Прощаться я не стал. Снял крышку с кастрюльки и, отвернувшись, чтобы не видеть гнусное содержимое, вылил его в Реку. Мне показалось, что Айюри вскрикнула, как от боли, но, скорее всего, это было лишь мое воображение. Сунув кастрюлю за пазуху, я двинулся в обратный путь, размахивая колоколом. К моему удивлению, звук был совсем не тот, что у ворот Малинджи – своим звоном он заглушал шепот и бубнеж, раздававшийся со всех сторон. Я хотел оглянуться, чтобы убедиться, что Айюри идет следом, но не знал, разрешено ли это, а потому просто шел, глядя себе под ноги и считая шаги. Когда-то, чтобы дойти до Реки мне требовалось сделать четыре тысячи двести пятьдесят шагов, а в этот раз я насчитал шагов на пятьдесят меньше. Словно расстояние сократилось. А может, думал я тогда, мой шаг с возрастом увеличился. Переступив порог я, наконец, обернулся и вгляделся в тело сестры, по-прежнему лежащее на Тропе. Внезапно она зашевелилась и села. Попробовала прикрыть изуродованными руками свое голое грязное тело и закричала. В этом крике было столько боли и отчаянья…. Я пытался звать ее, но она меня не слышала. А когда она поднялась на ноги и пустилась бежать прочь по Тропе, я вспомнил про колокол и снова начал отчаянно в него звонить. Звук снова стал глухим и едва слышным, но Айюри отозвалась на него и вернулась.
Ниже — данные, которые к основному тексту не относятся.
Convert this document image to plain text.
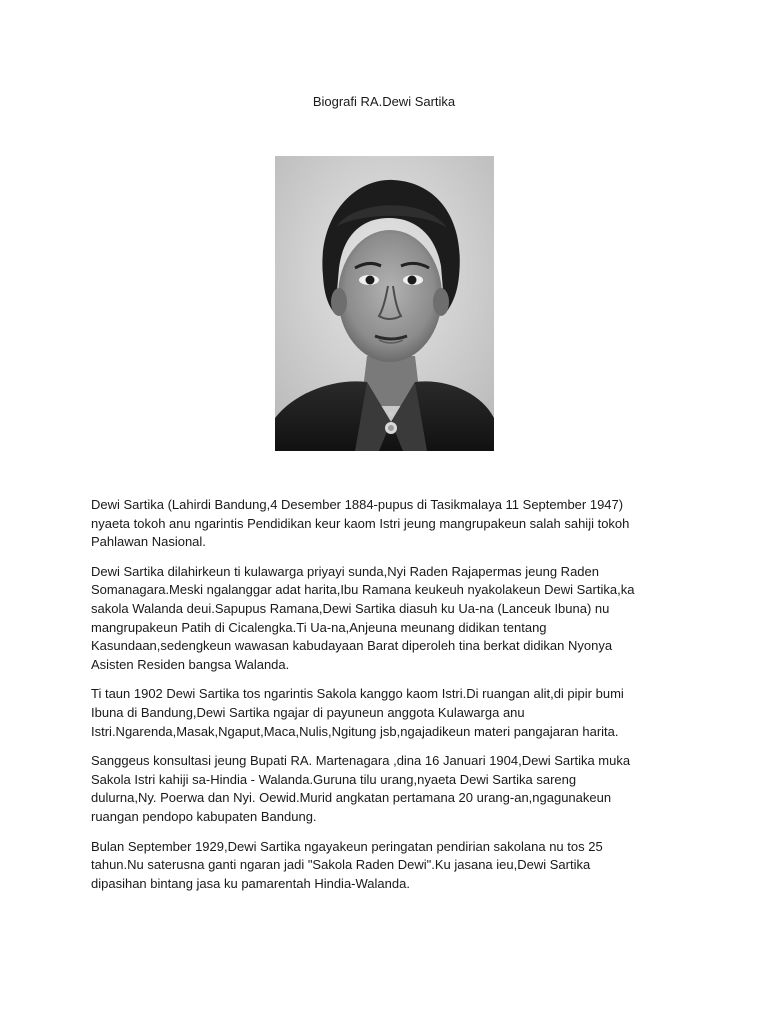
Biografi RA.Dewi Sartika

Dewi Sartika (Lahirdi Bandung,4 Desember 1884-pupus di Tasikmalaya 11 September 1947)
nyaeta tokoh anu ngarintis Pendidikan keur kaom Istri jeung mangrupakeun salah sahiji tokoh
Pahlawan Nasional.

Dewi Sartika dilahirkeun ti kulawarga priyayi sunda,Nyi Raden Rajapermas jeung Raden
Somanagara.Meski ngalanggar adat harita,Ibu Ramana keukeuh nyakolakeun Dewi Sartika,ka
sakola Walanda deui.Sapupus Ramana,Dewi Sartika diasuh ku Ua-na (Lanceuk Ibuna) nu
mangrupakeun Patih di Cicalengka.Ti Ua-na,Anjeuna meunang didikan tentang
Kasundaan,sedengkeun wawasan kabudayaan Barat diperoleh tina berkat didikan Nyonya
Asisten Residen bangsa Walanda.

Ti taun 1902 Dewi Sartika tos ngarintis Sakola kanggo kaom Istri.Di ruangan alit,di pipir bumi
Ibuna di Bandung,Dewi Sartika ngajar di payuneun anggota Kulawarga anu
Istri.Ngarenda,Masak,Ngaput,Maca,Nulis,Ngitung jsb,ngajadikeun materi pangajaran harita.

Sanggeus konsultasi jeung Bupati RA. Martenagara ,dina 16 Januari 1904,Dewi Sartika muka
Sakola Istri kahiji sa-Hindia - Walanda.Guruna tilu urang,nyaeta Dewi Sartika sareng
dulurna,Ny. Poerwa dan Nyi. Oewid.Murid angkatan pertamana 20 urang-an,ngagunakeun
ruangan pendopo kabupaten Bandung.

Bulan September 1929,Dewi Sartika ngayakeun peringatan pendirian sakolana nu tos 25
tahun.Nu saterusna ganti ngaran jadi "Sakola Raden Dewi".Ku jasana ieu,Dewi Sartika
dipasihan bintang jasa ku pamarentah Hindia-Walanda.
Поникшая, обреченная.

Перешагнув порог, она ни с того, ни с сего запнулась и упала. И осталась лежать, тяжело дыша, уткнувшись лицом во все эти зловонные чугунки, котелки и колокольчики. Одновременно с этим я почувствовал толчок, словно пол пещеры скакнул у меня под ногами, а следом, из каменных недр раздался приглушенный скрежет, словно гора Ти шевельнулась.

В испуге я застыл и долго стоял, едва дыша, готовый к тому, что свод пещеры вот-вот обрушится на мою проклятую голову, но вскоре все стихло.

Когда я, наконец, отлепился от стены и подошел к Айюри, надежды во мне уже не осталось. Каким-то древним чутьем, которое за пределами нашего обычного человеческого сознания, я уже понимал, что сотворил с моей сестрой нечто такое, что покалечило ее гораздо чудовищнее и непоправимее, чем жалкая сколопендра или безумец Малинджи. Они всего лишь изуродовали ее тело, я же изуродовал ее истинное тело.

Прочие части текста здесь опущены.